There have been attempts to shift some of those subsidies from corn, soy, cotton and wheat over to encourage and help organic, sustainable and local agriculture but the dominance and power of corporate agribusiness ensures these efforts are stalled at every turn. Take one look at the make-up of the
House Agriculture Committee and then see how much
each of those members receive in contributions from Big Ag and well, enough said.
But let's not kid ourselves. This system of "cheap" food pushed by Butz and his corporate agribusiness associates is not really cheap at all. We Americans pay the real costs of food one way or another:
As of the passage of the 2008 Farm Bill, taxpayers fund 60 percent of farmers’ insurance premiums through a subsidy to private companies. They also cover a sizable portion of the insurance industry’s costs to run these programs. (In this drought- and heat-ravaged year of 2012, crop insurance payments alone are expected reach $20 billion to $25 billion, up from approximately $1 billion in 2000.)

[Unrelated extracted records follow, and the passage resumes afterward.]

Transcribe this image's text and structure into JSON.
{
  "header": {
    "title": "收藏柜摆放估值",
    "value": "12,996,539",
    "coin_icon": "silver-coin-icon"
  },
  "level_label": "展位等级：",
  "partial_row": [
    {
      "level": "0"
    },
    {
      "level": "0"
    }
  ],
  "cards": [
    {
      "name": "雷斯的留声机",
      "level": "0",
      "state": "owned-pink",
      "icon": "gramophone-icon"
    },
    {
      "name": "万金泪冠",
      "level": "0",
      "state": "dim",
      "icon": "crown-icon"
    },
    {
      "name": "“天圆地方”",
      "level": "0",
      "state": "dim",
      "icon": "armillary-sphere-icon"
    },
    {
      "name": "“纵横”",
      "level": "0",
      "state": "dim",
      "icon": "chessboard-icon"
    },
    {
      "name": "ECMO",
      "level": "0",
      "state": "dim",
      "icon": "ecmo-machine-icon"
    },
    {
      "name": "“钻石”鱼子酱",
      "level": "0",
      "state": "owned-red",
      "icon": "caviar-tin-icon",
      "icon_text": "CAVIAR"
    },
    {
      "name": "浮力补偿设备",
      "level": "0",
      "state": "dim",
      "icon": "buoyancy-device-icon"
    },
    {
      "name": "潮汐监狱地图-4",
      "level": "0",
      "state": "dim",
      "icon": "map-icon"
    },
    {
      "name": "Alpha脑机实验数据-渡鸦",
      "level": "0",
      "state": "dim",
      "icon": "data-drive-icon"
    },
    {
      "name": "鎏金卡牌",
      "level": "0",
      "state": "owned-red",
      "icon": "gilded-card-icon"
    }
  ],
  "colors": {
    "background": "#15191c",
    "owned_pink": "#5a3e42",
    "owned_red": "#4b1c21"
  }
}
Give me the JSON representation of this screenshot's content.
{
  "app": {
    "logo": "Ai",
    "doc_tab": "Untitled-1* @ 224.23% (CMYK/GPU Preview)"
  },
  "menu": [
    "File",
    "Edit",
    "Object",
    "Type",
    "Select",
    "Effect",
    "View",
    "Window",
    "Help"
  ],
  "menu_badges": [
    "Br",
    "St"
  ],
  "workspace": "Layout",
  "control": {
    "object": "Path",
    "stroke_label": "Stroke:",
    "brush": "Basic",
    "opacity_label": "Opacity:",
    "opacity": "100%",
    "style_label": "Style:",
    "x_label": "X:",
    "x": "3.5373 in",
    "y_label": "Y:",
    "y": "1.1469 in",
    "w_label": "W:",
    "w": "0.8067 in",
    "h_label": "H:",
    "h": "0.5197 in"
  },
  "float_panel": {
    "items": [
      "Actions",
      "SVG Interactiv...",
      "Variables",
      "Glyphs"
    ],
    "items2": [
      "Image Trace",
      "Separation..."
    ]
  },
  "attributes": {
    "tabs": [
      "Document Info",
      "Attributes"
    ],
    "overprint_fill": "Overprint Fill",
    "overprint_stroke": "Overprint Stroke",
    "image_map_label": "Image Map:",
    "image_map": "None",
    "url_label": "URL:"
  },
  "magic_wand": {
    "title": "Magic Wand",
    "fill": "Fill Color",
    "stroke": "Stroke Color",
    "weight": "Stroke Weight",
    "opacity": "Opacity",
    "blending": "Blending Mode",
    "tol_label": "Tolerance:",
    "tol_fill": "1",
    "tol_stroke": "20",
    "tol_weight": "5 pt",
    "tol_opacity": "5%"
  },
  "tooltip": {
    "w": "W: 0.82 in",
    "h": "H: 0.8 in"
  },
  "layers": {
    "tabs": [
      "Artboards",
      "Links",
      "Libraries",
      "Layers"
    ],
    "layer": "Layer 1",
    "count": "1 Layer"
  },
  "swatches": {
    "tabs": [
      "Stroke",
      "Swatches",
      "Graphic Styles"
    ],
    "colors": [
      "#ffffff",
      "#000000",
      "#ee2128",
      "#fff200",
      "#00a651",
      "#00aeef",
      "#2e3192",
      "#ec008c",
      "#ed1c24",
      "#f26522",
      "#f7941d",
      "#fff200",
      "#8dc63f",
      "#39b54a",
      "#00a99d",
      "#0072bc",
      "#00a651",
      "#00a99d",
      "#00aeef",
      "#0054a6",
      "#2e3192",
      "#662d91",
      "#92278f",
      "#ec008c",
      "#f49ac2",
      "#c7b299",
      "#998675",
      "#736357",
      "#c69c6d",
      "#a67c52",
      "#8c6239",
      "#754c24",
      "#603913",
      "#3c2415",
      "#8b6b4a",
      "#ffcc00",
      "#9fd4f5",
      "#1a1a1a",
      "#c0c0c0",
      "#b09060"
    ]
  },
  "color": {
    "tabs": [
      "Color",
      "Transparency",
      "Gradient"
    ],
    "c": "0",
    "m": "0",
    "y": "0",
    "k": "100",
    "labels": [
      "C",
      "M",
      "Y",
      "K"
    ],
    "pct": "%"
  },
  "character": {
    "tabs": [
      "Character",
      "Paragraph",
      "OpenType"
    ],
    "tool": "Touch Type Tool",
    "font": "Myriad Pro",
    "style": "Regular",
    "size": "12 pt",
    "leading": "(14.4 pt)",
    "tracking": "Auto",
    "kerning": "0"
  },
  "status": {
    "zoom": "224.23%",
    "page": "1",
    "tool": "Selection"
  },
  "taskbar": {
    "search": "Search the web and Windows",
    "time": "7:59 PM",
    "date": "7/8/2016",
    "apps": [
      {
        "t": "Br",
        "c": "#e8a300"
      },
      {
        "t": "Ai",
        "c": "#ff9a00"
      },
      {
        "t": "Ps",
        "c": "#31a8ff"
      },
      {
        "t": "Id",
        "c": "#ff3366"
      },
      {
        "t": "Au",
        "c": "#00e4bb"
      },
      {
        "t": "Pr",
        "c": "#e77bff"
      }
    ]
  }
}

Those numbers don't include the commodity subsidies to Big Ag, totaling
$6 BILLION in 2010 alone with the top 10% receiving 62% of the subsidies. And remember, commodities are things like corn, soy, cotton and wheat. Specialty crops, things like broccoli, tomatoes, carrots, etc., you know, real food, get virtually no help at all from the federal government. The commodity subsidy system is so flawed that cotton farmers in Texas who won the lottery and became millionaires
still collect cotton subsidies.
Add to that the increased health costs our society has incurred as a result of high calorie, low nutrient food and you start to see that we are all paying dearly for Earl Butz's so-called "cheap food." We can either pay our farmers to grow fresh, nutritious, local food for our communities, or we can pay our doctor (and Big Ag). The question is, Which will it be?